Puneet Nirogam Aggarwal
Our blissful state is what matters. Great Read, Anamika.
The learnings hold more value, and never depreciate.
Your Arrival is your Happiness. Period.
Alok Rodinhood Kejriwal
The DAY you start out on your own, you BEGIN your journey of Arrival.
Let me say this simply – in the journey of an Entrepreneur, the LONGER AND FARTHER you travel, the SURER you have ARRIVED….
Anamika Joshi
Very true. I am grateful for being asked such a question, or else I would have never pondered over it. Thanks for appreciating!
Anamika Joshi
The first line is the crux of my entire article!
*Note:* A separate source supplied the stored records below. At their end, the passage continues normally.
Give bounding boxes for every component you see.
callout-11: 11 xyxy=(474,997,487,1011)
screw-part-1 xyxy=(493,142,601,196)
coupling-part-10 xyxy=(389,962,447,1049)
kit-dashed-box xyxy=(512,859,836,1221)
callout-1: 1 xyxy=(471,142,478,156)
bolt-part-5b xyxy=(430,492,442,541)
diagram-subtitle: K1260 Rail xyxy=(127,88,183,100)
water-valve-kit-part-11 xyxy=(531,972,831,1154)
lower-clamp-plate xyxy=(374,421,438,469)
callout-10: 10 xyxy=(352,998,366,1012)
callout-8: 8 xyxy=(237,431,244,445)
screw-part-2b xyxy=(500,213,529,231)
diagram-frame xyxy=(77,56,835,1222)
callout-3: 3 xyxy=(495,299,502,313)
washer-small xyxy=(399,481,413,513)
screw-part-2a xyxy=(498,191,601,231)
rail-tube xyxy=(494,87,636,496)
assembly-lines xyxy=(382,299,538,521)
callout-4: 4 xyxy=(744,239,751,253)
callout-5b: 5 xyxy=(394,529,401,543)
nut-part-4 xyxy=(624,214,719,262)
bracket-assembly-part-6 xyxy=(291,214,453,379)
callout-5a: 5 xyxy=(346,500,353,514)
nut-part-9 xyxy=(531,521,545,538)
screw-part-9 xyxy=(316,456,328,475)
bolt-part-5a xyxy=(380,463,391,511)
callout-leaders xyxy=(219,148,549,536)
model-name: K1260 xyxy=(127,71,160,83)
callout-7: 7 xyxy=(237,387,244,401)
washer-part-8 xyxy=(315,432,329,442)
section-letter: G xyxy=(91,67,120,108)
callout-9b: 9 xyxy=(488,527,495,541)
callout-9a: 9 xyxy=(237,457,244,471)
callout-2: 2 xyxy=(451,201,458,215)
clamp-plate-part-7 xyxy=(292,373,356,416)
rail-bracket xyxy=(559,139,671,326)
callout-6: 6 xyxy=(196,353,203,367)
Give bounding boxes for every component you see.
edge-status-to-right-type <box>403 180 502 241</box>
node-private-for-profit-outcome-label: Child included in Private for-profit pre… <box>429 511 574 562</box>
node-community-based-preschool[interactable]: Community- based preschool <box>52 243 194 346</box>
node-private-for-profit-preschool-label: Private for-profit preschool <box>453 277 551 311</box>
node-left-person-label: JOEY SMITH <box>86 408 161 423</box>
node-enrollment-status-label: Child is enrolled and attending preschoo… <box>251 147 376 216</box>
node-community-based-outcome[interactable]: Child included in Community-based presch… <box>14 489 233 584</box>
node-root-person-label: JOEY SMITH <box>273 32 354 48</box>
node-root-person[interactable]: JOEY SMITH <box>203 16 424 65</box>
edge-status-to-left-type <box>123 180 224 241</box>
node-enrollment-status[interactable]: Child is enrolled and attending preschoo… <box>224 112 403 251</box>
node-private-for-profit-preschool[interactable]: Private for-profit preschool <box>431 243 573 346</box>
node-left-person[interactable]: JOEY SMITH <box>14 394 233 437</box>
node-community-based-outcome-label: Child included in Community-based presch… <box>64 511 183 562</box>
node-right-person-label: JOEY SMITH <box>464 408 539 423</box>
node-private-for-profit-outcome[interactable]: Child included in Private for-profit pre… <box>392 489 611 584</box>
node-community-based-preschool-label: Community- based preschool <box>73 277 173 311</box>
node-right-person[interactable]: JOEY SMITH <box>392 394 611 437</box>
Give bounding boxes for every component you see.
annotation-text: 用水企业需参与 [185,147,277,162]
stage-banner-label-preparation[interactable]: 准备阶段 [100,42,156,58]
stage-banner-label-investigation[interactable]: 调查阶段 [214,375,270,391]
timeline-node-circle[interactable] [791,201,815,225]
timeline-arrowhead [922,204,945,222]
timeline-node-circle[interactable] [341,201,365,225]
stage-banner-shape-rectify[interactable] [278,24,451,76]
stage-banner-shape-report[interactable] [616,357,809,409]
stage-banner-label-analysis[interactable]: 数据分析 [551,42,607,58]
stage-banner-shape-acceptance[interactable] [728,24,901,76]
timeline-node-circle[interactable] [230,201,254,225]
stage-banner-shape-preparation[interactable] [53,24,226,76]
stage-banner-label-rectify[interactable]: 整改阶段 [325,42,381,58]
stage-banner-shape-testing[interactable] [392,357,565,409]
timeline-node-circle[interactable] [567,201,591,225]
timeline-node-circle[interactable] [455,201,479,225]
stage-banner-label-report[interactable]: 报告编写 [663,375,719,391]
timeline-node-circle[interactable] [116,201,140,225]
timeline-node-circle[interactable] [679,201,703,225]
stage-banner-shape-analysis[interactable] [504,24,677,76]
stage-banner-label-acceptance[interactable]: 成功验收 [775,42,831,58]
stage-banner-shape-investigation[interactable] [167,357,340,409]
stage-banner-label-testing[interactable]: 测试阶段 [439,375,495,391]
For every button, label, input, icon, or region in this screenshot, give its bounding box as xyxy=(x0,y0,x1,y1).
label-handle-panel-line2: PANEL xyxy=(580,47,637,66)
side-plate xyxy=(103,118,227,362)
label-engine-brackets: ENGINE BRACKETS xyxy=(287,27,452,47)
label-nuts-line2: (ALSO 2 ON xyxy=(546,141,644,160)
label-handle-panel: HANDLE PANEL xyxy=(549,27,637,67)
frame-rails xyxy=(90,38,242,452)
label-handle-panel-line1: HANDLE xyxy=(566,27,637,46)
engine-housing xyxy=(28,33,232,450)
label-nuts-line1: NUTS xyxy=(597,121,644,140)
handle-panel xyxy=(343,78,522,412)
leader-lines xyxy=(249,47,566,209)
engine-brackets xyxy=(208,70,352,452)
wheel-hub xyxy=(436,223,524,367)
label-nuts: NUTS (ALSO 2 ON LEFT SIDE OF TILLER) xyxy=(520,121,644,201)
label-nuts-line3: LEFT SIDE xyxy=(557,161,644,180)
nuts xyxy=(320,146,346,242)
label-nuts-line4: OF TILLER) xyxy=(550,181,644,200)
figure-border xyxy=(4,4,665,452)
Thanks for reading it Alok ji and sharing your views…
Anamika Joshi
That’s such a beautiful comment!! Every time I read something like this written by you, I feel like telling you again: Please do write more for rodinhooders.. you are such a gifted writer!
asha chaudhry
hahahaha! i know. i haven’t shared any of my stories on trhs 🙂
asha chaudhry
anamika – i woke up remembering this post today. i have no clue why. but when i wake up thinking about a post i share it first thing 🙂
you’re on your second startup anamika. and knock wood you’re doing well with your first brand onboard. no doubt, there is much more to be learnt. but i think you’ve arrived in your own way 🙂
Anamika Joshi
Every time you share an article, I re-read it all over again and realize that one always needs someone to remind what you used to be once upon a time. I used to share and now I don’t… Thanks again for sharing and making me feel kicked about writing again and sharing some of my recent experiences!!!
And I hope I arrive in my own definition very soon!